На следующий день приехал Тим, у которого начались каникулы, и Рита была слишком занята, чтобы думать о Каро и Гамиде.
Сфорцо приходил к ним часто, и его «сдержанная враждебность к Гамиду», как выразилась Рита, забавляла ее. Гамид был хитрый и остроумный, Сфорцо же отличался утонченным умом и проницательностью. Гамид отзывался с насмешкой об итальянцах, а Сфорцо никогда не говорил о Гамиде.
— Сфорцо проявляет слишком большой интерес к Каро, — заметил мудро Тим, завязывая галстук перед зеркалом в комнате матери. В этот день он старался одеться особенно тщательно, так как Сфорцо и Гамид обедали с ними. Он надел платиновые часы, подарок отца, и с гордостью, присущей юности, осмотрел себя с ног до головы в зеркале. — Думаю, и ты тоже это заметила? — продолжал он. — Есть вещи, которые трудно не заметить.

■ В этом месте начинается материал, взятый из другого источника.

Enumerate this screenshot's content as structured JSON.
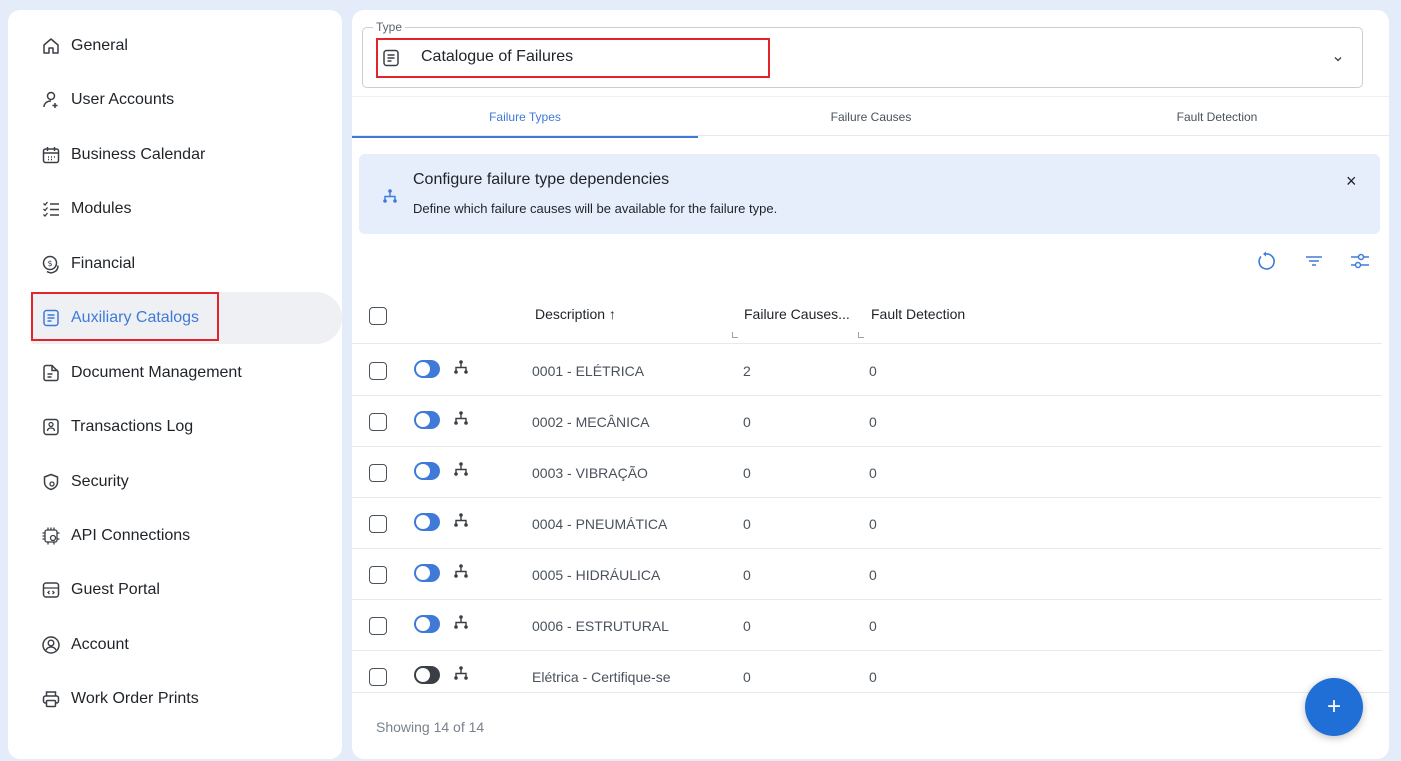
{
  "sidebar": {
    "items": [
      {
        "label": "General",
        "icon": "home-icon"
      },
      {
        "label": "User Accounts",
        "icon": "user-add-icon"
      },
      {
        "label": "Business Calendar",
        "icon": "calendar-icon"
      },
      {
        "label": "Modules",
        "icon": "checklist-icon"
      },
      {
        "label": "Financial",
        "icon": "coin-icon"
      },
      {
        "label": "Auxiliary Catalogs",
        "icon": "catalog-icon"
      },
      {
        "label": "Document Management",
        "icon": "document-icon"
      },
      {
        "label": "Transactions Log",
        "icon": "log-icon"
      },
      {
        "label": "Security",
        "icon": "shield-icon"
      },
      {
        "label": "API Connections",
        "icon": "api-gear-icon"
      },
      {
        "label": "Guest Portal",
        "icon": "portal-icon"
      },
      {
        "label": "Account",
        "icon": "account-icon"
      },
      {
        "label": "Work Order Prints",
        "icon": "printer-icon"
      }
    ],
    "active_index": 5
  },
  "type_select": {
    "legend": "Type",
    "value": "Catalogue of Failures"
  },
  "tabs": [
    {
      "label": "Failure Types",
      "active": true
    },
    {
      "label": "Failure Causes",
      "active": false
    },
    {
      "label": "Fault Detection",
      "active": false
    }
  ],
  "banner": {
    "title": "Configure failure type dependencies",
    "text": "Define which failure causes will be available for the failure type.",
    "close": "×"
  },
  "table": {
    "columns": {
      "description": "Description",
      "sort_arrow": "↑",
      "failure_causes": "Failure Causes...",
      "fault_detection": "Fault Detection"
    },
    "rows": [
      {
        "description": "0001 - ELÉTRICA",
        "failure_causes": "2",
        "fault_detection": "0",
        "enabled": true
      },
      {
        "description": "0002 - MECÂNICA",
        "failure_causes": "0",
        "fault_detection": "0",
        "enabled": true
      },
      {
        "description": "0003 - VIBRAÇÃO",
        "failure_causes": "0",
        "fault_detection": "0",
        "enabled": true
      },
      {
        "description": "0004 - PNEUMÁTICA",
        "failure_causes": "0",
        "fault_detection": "0",
        "enabled": true
      },
      {
        "description": "0005 - HIDRÁULICA",
        "failure_causes": "0",
        "fault_detection": "0",
        "enabled": true
      },
      {
        "description": "0006 - ESTRUTURAL",
        "failure_causes": "0",
        "fault_detection": "0",
        "enabled": true
      },
      {
        "description": "Elétrica - Certifique-se",
        "failure_causes": "0",
        "fault_detection": "0",
        "enabled": false
      }
    ]
  },
  "footer": {
    "showing": "Showing 14 of 14"
  },
  "fab": {
    "label": "+"
  },
  "colors": {
    "accent": "#3f7ad9",
    "highlight": "#e3242b",
    "fab": "#1f6fd6",
    "banner_bg": "#e6eefb",
    "page_bg": "#e3ecf8"
  }
}
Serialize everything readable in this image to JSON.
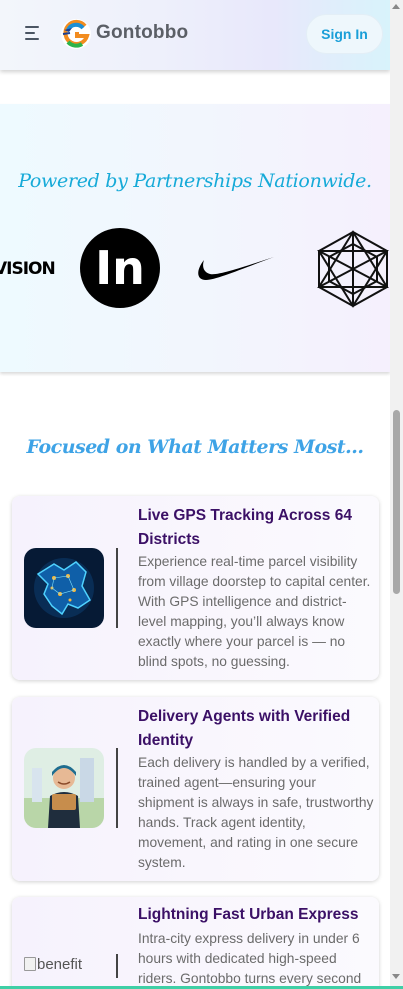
{
  "header": {
    "brand": "Gontobbo",
    "sign_in": "Sign In",
    "menu_icon": "hamburger-menu-icon",
    "logo_icon": "gontobbo-logo-icon"
  },
  "partners": {
    "title": "Powered by Partnerships Nationwide.",
    "logos": [
      {
        "name": "vision-logo",
        "text": "VISION"
      },
      {
        "name": "linkedin-logo",
        "text": "In"
      },
      {
        "name": "nike-logo",
        "text": ""
      },
      {
        "name": "geometric-hexagon-logo",
        "text": ""
      }
    ]
  },
  "focus": {
    "title": "Focused on What Matters Most...",
    "cards": [
      {
        "title": "Live GPS Tracking Across 64 Districts",
        "description": "Experience real-time parcel visibility from village doorstep to capital center. With GPS intelligence and district-level mapping, you’ll always know exactly where your parcel is — no blind spots, no guessing.",
        "image": "bangladesh-gps-map-image"
      },
      {
        "title": "Delivery Agents with Verified Identity",
        "description": "Each delivery is handled by a verified, trained agent—ensuring your shipment is always in safe, trustworthy hands. Track agent identity, movement, and rating in one secure system.",
        "image": "delivery-agent-image"
      },
      {
        "title": "Lightning Fast Urban Express",
        "description": "Intra-city express delivery in under 6 hours with dedicated high-speed riders. Gontobbo turns every second",
        "image_alt": "benefit"
      }
    ]
  },
  "colors": {
    "brand_blue": "#1a9fd8",
    "card_title": "#3b1066",
    "partners_title": "#16aad8",
    "focus_title": "#3ea3e6",
    "bottom_accent": "#3fcfa6"
  }
}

Рита уверила его, что она совершенно не думала этого, и, улыбнувшись, посмотрела ему в лицо. Он был очень высокого роста, широкоплечий и стройный, с серьезным лицом, красивыми большими глазами и смеющимся, почти детским ртом.
Она обняла его голову и притянула ее к себе.
— Поцелуй меня, — сказала она нежно.
Он обнял и поцеловал ее быстро, по-мальчишески.
— У меня хорошо завязан галстук? — озабоченно спросил он.
— Замечательно, — уверила она его, ласково улыбаясь.
Тим все еще не выпускал ее из своих объятий.
— Ты знаешь, мамочка, ты так чудно сегодня выглядишь!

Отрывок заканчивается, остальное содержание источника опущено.